インターネットや交流サイト(SNS)上で広告であることを明示せず、一般の口コミを装って商品などを宣伝する「ステルスマーケティング(ステマ)」について、消費者庁の有識者検討会は27日、報告書をまとめ、ステマを景品表示法で禁止する「不当な表示」に含めることを提言した。消費者庁は報告書を受け、運用基準の策定などに着手。新たな告示を制定し、来年中にも施行される。
現行法では、宣伝内容に不当な表示があれば規制対象となるが、ステマを直接取り締まる規定はない。
法規制の背景には、近年のSNS上での広告需要の高まりがある。ソーシャルメディアマーケティング事業を展開する「サイバー・バズ」と調査会社「デジタルインファクト」による市場動向調査によると、今年の市場規模は推計9317億円で、平成30年(4186億円)から倍増。SNS上などで影響力を持つ「インフルエンサー」に限っても推計615億円に上るという。

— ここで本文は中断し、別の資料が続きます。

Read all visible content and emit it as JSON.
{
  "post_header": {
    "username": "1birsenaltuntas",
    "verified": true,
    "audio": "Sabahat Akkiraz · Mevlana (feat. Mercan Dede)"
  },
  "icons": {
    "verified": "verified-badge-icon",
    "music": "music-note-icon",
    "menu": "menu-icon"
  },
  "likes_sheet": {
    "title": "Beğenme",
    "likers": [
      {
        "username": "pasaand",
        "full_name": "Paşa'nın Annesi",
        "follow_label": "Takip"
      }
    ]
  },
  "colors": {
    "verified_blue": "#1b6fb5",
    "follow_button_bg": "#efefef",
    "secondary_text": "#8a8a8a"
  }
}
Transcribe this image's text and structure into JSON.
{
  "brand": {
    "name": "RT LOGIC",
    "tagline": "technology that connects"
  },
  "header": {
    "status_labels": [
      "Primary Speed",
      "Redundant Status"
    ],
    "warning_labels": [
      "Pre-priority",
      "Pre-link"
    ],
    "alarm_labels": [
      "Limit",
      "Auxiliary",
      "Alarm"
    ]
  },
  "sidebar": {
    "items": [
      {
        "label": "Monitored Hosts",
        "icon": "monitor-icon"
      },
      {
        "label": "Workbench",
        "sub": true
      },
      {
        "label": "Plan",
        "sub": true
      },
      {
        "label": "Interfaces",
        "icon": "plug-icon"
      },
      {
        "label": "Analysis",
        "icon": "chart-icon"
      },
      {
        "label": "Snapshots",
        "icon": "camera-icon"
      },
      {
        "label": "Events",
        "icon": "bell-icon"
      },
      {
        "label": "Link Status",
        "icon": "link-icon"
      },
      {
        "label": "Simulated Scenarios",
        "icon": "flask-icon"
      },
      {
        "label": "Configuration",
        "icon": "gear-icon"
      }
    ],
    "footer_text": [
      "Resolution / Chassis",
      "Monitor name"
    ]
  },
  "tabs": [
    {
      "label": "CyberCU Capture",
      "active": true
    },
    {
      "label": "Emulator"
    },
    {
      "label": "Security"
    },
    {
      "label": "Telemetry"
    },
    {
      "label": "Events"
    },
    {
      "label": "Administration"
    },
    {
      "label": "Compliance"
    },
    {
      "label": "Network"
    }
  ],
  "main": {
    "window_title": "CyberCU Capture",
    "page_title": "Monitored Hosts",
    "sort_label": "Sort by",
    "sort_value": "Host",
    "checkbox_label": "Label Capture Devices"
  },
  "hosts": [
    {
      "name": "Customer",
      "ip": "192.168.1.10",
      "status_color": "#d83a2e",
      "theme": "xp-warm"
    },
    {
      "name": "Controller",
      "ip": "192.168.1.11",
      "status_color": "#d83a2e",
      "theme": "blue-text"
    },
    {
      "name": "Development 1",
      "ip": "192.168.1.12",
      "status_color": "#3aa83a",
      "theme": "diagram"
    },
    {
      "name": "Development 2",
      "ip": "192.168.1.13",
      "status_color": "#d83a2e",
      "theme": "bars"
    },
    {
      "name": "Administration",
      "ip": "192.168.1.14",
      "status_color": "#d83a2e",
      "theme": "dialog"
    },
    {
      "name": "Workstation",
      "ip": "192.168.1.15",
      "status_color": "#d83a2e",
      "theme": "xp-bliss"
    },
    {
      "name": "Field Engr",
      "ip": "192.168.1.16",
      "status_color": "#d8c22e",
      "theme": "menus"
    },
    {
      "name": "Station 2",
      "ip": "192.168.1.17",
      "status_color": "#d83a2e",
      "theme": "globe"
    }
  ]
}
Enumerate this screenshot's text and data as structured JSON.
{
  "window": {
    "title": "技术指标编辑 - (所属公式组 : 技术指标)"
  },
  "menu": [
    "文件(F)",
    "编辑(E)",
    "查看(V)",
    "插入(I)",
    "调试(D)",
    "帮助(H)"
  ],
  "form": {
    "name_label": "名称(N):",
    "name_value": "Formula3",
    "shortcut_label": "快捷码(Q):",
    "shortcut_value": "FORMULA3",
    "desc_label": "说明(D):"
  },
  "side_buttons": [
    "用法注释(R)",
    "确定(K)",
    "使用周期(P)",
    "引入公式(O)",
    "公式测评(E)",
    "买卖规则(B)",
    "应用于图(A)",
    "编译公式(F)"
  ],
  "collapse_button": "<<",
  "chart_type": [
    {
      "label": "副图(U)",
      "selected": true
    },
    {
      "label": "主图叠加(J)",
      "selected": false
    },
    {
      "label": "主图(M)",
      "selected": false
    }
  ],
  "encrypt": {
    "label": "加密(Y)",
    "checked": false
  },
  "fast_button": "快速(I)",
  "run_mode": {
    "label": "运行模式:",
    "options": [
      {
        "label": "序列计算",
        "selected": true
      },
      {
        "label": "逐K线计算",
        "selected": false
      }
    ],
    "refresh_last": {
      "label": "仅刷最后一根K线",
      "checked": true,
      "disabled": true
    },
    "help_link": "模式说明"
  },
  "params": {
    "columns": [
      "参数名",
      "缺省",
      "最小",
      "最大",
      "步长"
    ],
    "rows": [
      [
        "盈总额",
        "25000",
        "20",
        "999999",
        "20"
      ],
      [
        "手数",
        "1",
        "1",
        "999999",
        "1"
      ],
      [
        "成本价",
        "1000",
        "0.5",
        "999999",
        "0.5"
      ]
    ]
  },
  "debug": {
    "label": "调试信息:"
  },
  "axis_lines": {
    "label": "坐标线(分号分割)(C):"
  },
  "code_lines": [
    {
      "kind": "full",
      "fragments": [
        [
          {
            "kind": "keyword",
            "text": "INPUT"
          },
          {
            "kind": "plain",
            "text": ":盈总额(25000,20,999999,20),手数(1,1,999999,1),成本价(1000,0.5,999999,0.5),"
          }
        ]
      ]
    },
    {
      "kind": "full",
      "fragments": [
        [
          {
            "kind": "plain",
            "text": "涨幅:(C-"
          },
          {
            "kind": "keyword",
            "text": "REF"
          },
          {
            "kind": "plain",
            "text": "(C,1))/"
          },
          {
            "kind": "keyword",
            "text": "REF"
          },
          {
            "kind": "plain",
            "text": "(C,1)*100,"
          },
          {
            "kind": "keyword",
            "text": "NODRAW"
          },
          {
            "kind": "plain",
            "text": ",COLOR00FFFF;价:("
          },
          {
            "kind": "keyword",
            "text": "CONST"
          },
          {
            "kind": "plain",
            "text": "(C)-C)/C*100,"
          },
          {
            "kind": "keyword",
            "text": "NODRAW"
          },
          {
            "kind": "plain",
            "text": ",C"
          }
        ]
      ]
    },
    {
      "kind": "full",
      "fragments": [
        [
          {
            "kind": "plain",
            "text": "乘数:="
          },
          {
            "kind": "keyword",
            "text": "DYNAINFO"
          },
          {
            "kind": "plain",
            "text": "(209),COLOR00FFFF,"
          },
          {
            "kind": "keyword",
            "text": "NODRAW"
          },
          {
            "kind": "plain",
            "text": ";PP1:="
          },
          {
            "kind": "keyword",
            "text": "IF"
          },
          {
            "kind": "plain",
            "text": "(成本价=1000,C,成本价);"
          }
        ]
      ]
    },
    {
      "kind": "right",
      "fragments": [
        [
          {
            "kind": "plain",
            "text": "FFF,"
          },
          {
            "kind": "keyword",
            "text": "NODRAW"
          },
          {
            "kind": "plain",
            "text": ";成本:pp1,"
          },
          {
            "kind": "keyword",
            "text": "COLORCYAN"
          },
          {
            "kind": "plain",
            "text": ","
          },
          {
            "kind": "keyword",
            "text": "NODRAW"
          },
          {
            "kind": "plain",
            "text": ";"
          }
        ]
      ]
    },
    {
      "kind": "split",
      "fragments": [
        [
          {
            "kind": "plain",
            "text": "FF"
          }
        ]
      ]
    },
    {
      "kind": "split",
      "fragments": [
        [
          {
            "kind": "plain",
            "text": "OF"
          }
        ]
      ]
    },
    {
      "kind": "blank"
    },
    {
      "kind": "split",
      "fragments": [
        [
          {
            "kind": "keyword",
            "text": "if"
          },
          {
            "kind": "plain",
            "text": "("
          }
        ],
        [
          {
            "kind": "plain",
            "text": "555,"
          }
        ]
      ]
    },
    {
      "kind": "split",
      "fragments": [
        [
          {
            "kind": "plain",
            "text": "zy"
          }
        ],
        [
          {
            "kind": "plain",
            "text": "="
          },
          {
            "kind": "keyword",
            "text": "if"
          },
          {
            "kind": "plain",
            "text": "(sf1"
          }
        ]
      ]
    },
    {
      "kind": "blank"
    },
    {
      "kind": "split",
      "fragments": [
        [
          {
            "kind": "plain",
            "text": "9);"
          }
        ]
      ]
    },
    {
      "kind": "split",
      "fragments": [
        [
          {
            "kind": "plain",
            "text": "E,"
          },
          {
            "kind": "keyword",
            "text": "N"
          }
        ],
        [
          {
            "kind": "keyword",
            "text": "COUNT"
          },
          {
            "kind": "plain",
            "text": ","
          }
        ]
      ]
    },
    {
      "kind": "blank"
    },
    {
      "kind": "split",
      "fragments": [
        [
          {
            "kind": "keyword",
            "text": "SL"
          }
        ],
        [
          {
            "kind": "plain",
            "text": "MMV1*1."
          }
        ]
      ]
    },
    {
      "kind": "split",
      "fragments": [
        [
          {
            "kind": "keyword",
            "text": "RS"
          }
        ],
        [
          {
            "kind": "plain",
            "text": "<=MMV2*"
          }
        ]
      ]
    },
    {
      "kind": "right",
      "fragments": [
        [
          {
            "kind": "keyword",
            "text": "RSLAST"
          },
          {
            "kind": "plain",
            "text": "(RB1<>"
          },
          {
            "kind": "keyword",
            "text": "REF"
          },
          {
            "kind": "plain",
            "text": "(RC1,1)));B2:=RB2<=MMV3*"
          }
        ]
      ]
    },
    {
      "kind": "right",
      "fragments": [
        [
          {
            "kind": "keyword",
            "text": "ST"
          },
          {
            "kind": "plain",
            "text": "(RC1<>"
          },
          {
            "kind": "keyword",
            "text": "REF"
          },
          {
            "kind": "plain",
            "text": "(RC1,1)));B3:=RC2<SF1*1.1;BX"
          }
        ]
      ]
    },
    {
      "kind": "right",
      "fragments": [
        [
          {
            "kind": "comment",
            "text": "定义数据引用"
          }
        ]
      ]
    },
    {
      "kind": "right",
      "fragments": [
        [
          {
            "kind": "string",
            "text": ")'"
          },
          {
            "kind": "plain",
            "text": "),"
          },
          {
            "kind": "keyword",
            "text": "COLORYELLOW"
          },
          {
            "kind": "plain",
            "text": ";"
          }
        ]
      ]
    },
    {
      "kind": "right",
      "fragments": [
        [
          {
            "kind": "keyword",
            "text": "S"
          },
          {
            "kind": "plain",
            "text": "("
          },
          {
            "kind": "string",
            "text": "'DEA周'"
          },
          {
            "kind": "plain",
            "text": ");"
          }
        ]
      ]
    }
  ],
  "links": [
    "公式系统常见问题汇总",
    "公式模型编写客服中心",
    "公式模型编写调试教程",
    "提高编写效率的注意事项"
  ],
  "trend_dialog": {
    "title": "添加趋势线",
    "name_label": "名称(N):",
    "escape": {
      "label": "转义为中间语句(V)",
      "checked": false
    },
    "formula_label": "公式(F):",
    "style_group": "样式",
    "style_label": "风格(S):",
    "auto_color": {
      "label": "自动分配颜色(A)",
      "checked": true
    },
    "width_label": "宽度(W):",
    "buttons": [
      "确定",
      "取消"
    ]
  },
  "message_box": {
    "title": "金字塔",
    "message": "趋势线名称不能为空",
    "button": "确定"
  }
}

報告書では、ステマを「消費者による自主的かつ合理的な選択を阻害する恐れがある行為」と認定。景表法が禁止する不当な表示の類型に、「消費者が事業者の表示だと判別することが困難だと認められるもの」との項目を加えるのが妥当だと盛り込んだ。
事業者側が第三者に経済上の利益をもたらすことを言外から感じさせたり、金銭や物品に限らず対価性があったりすれば、広告と認定。ステマ広告を依頼し、表示内容の決定に関与した事業者が規制対象となる。
一方、広告表示が未記載の場合や、「動画内の短時間の表示」「周囲の文字と比べ小さい」といった場合は判別困難とした。
検討会では、消費者やインフルエンサーなどに対し、ステマが違法行為になることへの周知徹底や、改善が見られない事業者への規律を検討する必要性があるとの意見も出された。
消費者庁が現役インフルエンサー300人に行った調査では、約41%が「広告主からステマを依頼された経験がある」と回答。このうち約45%が実際に依頼を受けた経験があり、約64%が「ステマへの理解が低かった」との理由だった。